Don't let me get to far ahead, pull me back as needed but please, I beg you, help me to be ready for where you would have me serve and love others.

Thank you for saving this heart, soul, mind and body with your.
Thank you Father.
Hooray for not being able to sleep and for feeling ill!

I really want to kick the face in of the person who thought having church in the morning was a good idea...

Saturday, August 9, 2008

U2 - With or Without You

Day 9

"You took over and set everything right; when I needed you, you were there, taking charge."


-Psalm 9:4


Everything seems to be speeding up, going faster and faster, so fast it seems like I have no clue what to do.
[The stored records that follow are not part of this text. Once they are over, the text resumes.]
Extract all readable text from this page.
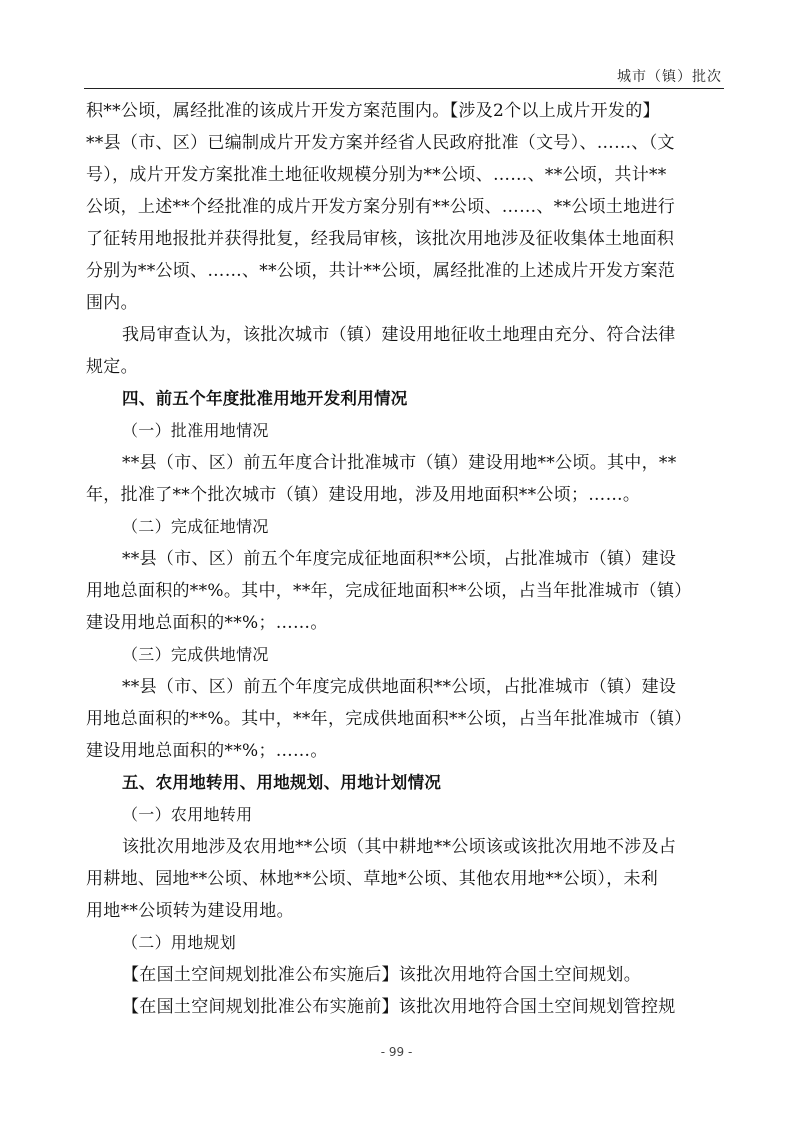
城市（镇）批次
积**公顷，属经批准的该成片开发方案范围内。【涉及2个以上成片开发的】
**县（市、区）已编制成片开发方案并经省人民政府批准（文号）、……、（文
号），成片开发方案批准土地征收规模分别为**公顷、……、**公顷，共计**
公顷，上述**个经批准的成片开发方案分别有**公顷、……、**公顷土地进行
了征转用地报批并获得批复，经我局审核，该批次用地涉及征收集体土地面积
分别为**公顷、……、**公顷，共计**公顷，属经批准的上述成片开发方案范
围内。
我局审查认为，该批次城市（镇）建设用地征收土地理由充分、符合法律
规定。
四、前五个年度批准用地开发利用情况
（一）批准用地情况
**县（市、区）前五年度合计批准城市（镇）建设用地**公顷。其中，**
年，批准了**个批次城市（镇）建设用地，涉及用地面积**公顷；……。
（二）完成征地情况
**县（市、区）前五个年度完成征地面积**公顷，占批准城市（镇）建设
用地总面积的**%。其中，**年，完成征地面积**公顷，占当年批准城市（镇）
建设用地总面积的**%；……。
（三）完成供地情况
**县（市、区）前五个年度完成供地面积**公顷，占批准城市（镇）建设
用地总面积的**%。其中，**年，完成供地面积**公顷，占当年批准城市（镇）
建设用地总面积的**%；……。
五、农用地转用、用地规划、用地计划情况
（一）农用地转用
该批次用地涉及农用地**公顷（其中耕地**公顷该或该批次用地不涉及占
用耕地、园地**公顷、林地**公顷、草地*公顷、其他农用地**公顷），未利
用地**公顷转为建设用地。
（二）用地规划
【在国土空间规划批准公布实施后】该批次用地符合国土空间规划。
【在国土空间规划批准公布实施前】该批次用地符合国土空间规划管控规
- 99 -
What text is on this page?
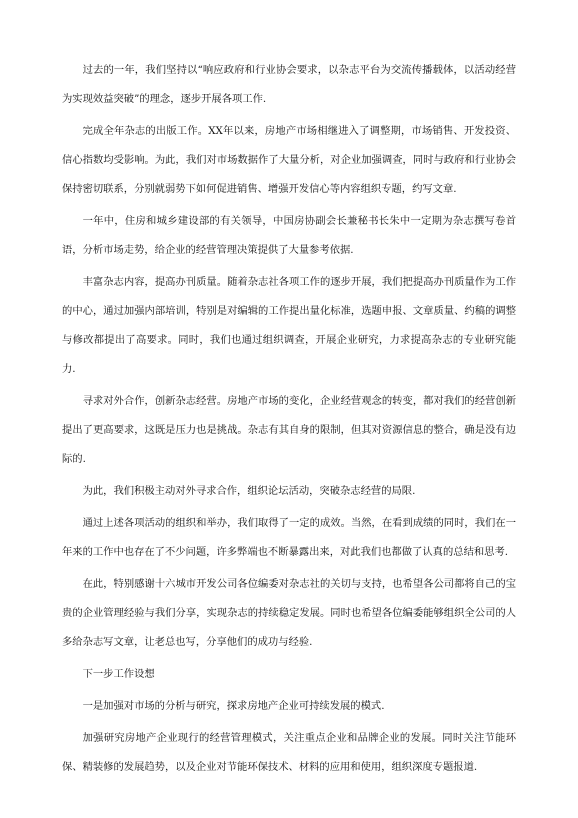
过去的一年，我们坚持以“响应政府和行业协会要求，以杂志平台为交流传播载体，以活动经营为实现效益突破”的理念，逐步开展各项工作.

完成全年杂志的出版工作。XX年以来，房地产市场相继进入了调整期，市场销售、开发投资、信心指数均受影响。为此，我们对市场数据作了大量分析，对企业加强调查，同时与政府和行业协会保持密切联系，分别就弱势下如何促进销售、增强开发信心等内容组织专题，约写文章.

一年中，住房和城乡建设部的有关领导，中国房协副会长兼秘书长朱中一定期为杂志撰写卷首语，分析市场走势，给企业的经营管理决策提供了大量参考依据.

丰富杂志内容，提高办刊质量。随着杂志社各项工作的逐步开展，我们把提高办刊质量作为工作的中心，通过加强内部培训，特别是对编辑的工作提出量化标准，选题申报、文章质量、约稿的调整与修改都提出了高要求。同时，我们也通过组织调查，开展企业研究，力求提高杂志的专业研究能力.

寻求对外合作，创新杂志经营。房地产市场的变化，企业经营观念的转变，都对我们的经营创新提出了更高要求，这既是压力也是挑战。杂志有其自身的限制，但其对资源信息的整合，确是没有边际的.

为此，我们积极主动对外寻求合作，组织论坛活动，突破杂志经营的局限.

通过上述各项活动的组织和举办，我们取得了一定的成效。当然，在看到成绩的同时，我们在一年来的工作中也存在了不少问题，许多弊端也不断暴露出来，对此我们也都做了认真的总结和思考.

在此，特别感谢十六城市开发公司各位编委对杂志社的关切与支持，也希望各公司都将自己的宝贵的企业管理经验与我们分享，实现杂志的持续稳定发展。同时也希望各位编委能够组织全公司的人多给杂志写文章，让老总也写，分享他们的成功与经验.

下一步工作设想

一是加强对市场的分析与研究，探求房地产企业可持续发展的模式.

加强研究房地产企业现行的经营管理模式，关注重点企业和品牌企业的发展。同时关注节能环保、精装修的发展趋势，以及企业对节能环保技术、材料的应用和使用，组织深度专题报道.
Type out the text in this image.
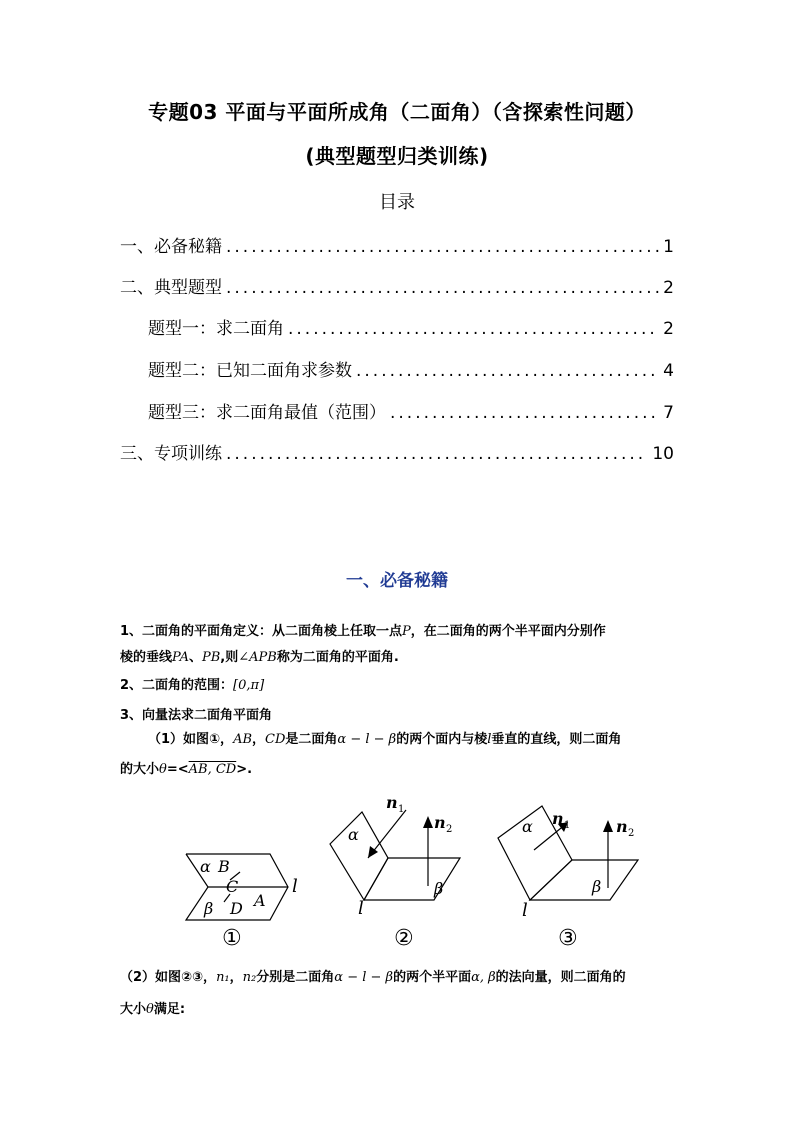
专题03 平面与平面所成角（二面角）（含探索性问题）
(典型题型归类训练)
目录
一、必备秘籍 .....	1
二、典型题型 .....	2
题型一：求二面角 .....	2
题型二：已知二面角求参数 .....	4
题型三：求二面角最值（范围） .....	7
三、专项训练 .....	10
一、必备秘籍
1、二面角的平面角定义：从二面角棱上任取一点P，在二面角的两个半平面内分别作
棱的垂线PA、PB,则∠APB称为二面角的平面角.
2、二面角的范围：[0,π]
3、向量法求二面角平面角
（1）如图①，AB，CD是二面角α − l − β的两个面内与棱l垂直的直线，则二面角
的大小θ=<AB, CD>.
α B
C
A
β D
l
①
α
β
n 1
n 2
l
②
α
β
n 1	n 2
l
③
（2）如图②③，n₁，n₂分别是二面角α − l − β的两个半平面α, β的法向量，则二面角的
大小θ满足:
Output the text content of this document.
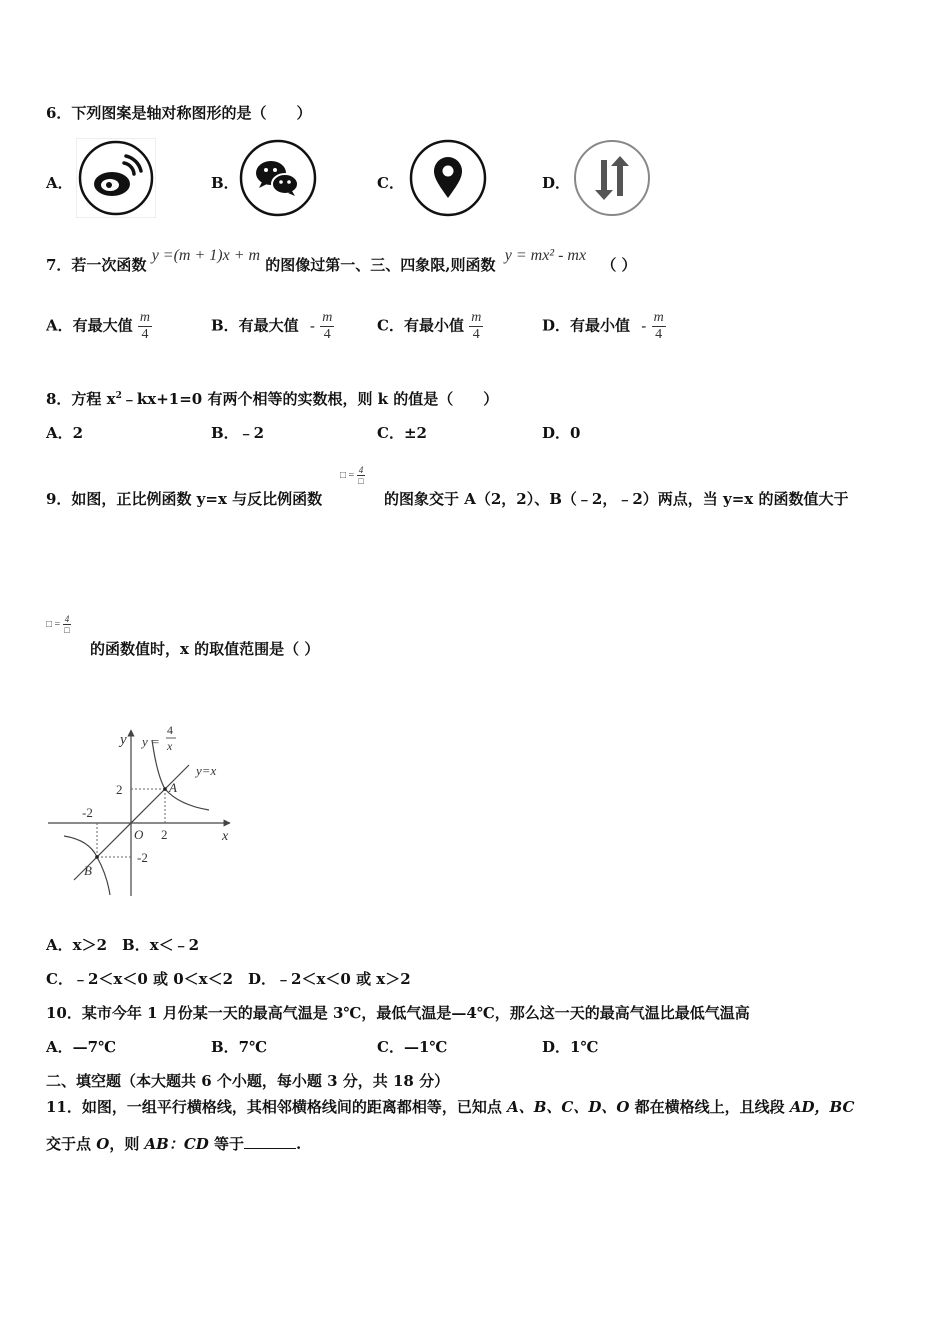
6．下列图案是轴对称图形的是（　　）
A．	B．	C．	D．
7．若一次函数 y =(m + 1)x + m 的图像过第一、三、四象限,则函数 y = mx² - mx （ ）
A．有最大值 $\frac{m}{4}$	B．有最大值 - $\frac{m}{4}$	C．有最小值 $\frac{m}{4}$	D．有最小值 - $\frac{m}{4}$
8．方程 $x^2﹣kx+1=0$ 有两个相等的实数根，则 k 的值是（　　）
A．2	B．﹣2	C．±2	D．0
9．如图，正比例函数 y=x 与反比例函数
□ = $\frac{4}{□}$
的图象交于 A（2，2）、B（﹣2，﹣2）两点，当 y=x 的函数值大于
□ = $\frac{4}{□}$
的函数值时，x 的取值范围是（ ）
y
x
O
y =
4
x
y=x
2
2
-2
-2
A
B
A．x＞2　B．x＜﹣2
C．﹣2＜x＜0 或 0＜x＜2　D．﹣2＜x＜0 或 x＞2
10．某市今年 1 月份某一天的最高气温是 3℃，最低气温是—4℃，那么这一天的最高气温比最低气温高
A．—7℃	B．7℃	C．—1℃	D．1℃
二、填空题（本大题共 6 个小题，每小题 3 分，共 18 分）
11．如图，一组平行横格线，其相邻横格线间的距离都相等，已知点 A、B、C、D、O 都在横格线上，且线段 AD，BC
交于点 O，则 AB：CD 等于	.
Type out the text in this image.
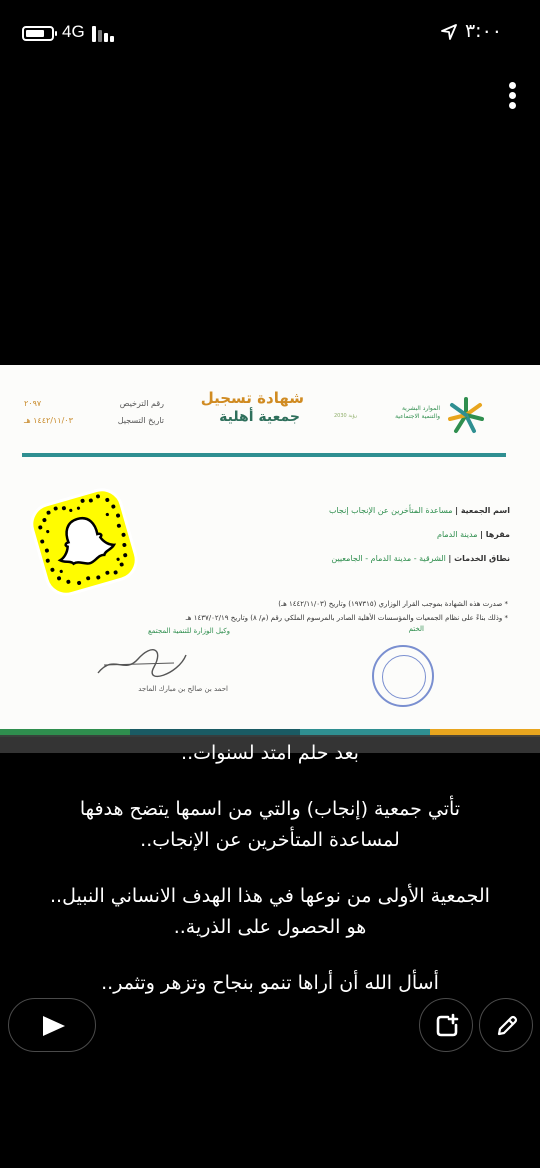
4G	٣:٠٠
الموارد البشرية والتنمية الاجتماعية
رؤية 2030
شهادة تسجيل
جمعية أهلية
رقم الترخيص
٢٠٩٧
تاريخ التسجيل
١٤٤٢/١١/٠٣ هـ
اسم الجمعية | مساعدة المتأخرين عن الإنجاب إنجاب
مقرها | مدينة الدمام
نطاق الخدمات | الشرقية - مدينة الدمام - الجامعيين
* صدرت هذه الشهادة بموجب القرار الوزاري (١٩٧٣١٥) وتاريخ (١٤٤٢/١١/٠٣ هـ)
* وذلك بناءً على نظام الجمعيات والمؤسسات الأهلية الصادر بالمرسوم الملكي رقم (م/ ٨) وتاريخ ١٤٣٧/٠٢/١٩ هـ
الختم
وكيل الوزارة للتنمية المجتمع
احمد بن صالح بن مبارك الماجد

بعد حلم امتد لسنوات..

تأتي جمعية (إنجاب) والتي من اسمها يتضح هدفها

لمساعدة المتأخرين عن الإنجاب..

الجمعية الأولى من نوعها في هذا الهدف الانساني النبيل..

هو الحصول على الذرية..

أسأل الله أن أراها تنمو بنجاح وتزهر وتثمر..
Out of control...faster and more pressing...my days and night bleed into this one long burst of activity that makes no sense.

Perspective makes everything seem alright, like there is a deeper meaning and more order...you alone see where everything is going, the rights...the wrong...the perfections...the good and bad...everything is in your hands, everything you see and touch and move...thank you for keeping me along for the ride so far. Thank you for holding me close and not letting me slip off into the pure chaotic darkness.

Please hold my hand as we walk through this night together. The dawn isn't to far off...but I'm still scared and still not sure on which way to go. Please help me to recover and to be able to not just walk but run into the daylight. Be with me, be my guard, my love, my beginning and my end. Please help me to become yours and restored, thank you so much.

Friday, August 8, 2008

Day 8

I look up at your macro-skies, dark and enormous, your handmade sky-jewelry, Moon and stars mounted in their settings. Then I look at my micro-self and wonder, Why do you bother with us? Why take a second look our way? Yet we've so narrowly missed being gods, bright with Eden's dawn light.

-Psalm 8:3-5

I keep trying to think about this, about You and try and meditate with a mind full of drugs so that I can keep physical and mental pain away. I feel numb, disconnected from you. I would like so very badly to be closer to you, to be closer in our love, not separated by my willing ignorance and willing sin. I can boast about everything in the world but at the end of the day only you are good, only you are beautiful and wonderful.

I'm so tired Father, my soul feels so exhausted and I want to quit. I just want to cast aside the armor and sword and give up. I've struggled against you and fought to be my own person for so long that I honestly have trouble remembering the last time I heard from you, the last time we made a real connection.

I don't know if its the medication or my own stubborn pride but I would rather do ANYTHING but bow at your feet and acknowledge this world was your creation and that I am your son.

I know the perspective, I know what is supposed to be and what could be but bottom line I am so angry, so tired, so exhausted and in general just pissed off and confused. I have a lot of conflicting thoughts and desires and it makes life difficult.

Father, thank you for loving me even though I do not understand, even though I am confused and even though I am hurting so badly at times. I love you and need you, even especially now, because I want to hate you and I do not want you. I want your love just as much as I want to hate and despise you.

I need you so very much Father. I don't need the emotional high, the drugs of euphoric religion, I just need your love and this relationship to burn with an endless passion. I need you to help me love you and others, I need you to set my heart on fire so that I can love others. I need you to love through me because my black cancerous heart cannot. I need you, I love you and I need you so much more then I can understand.
I'm so tired of feeling freaking sick.
"Holy fury" is quite a terrifying phrase.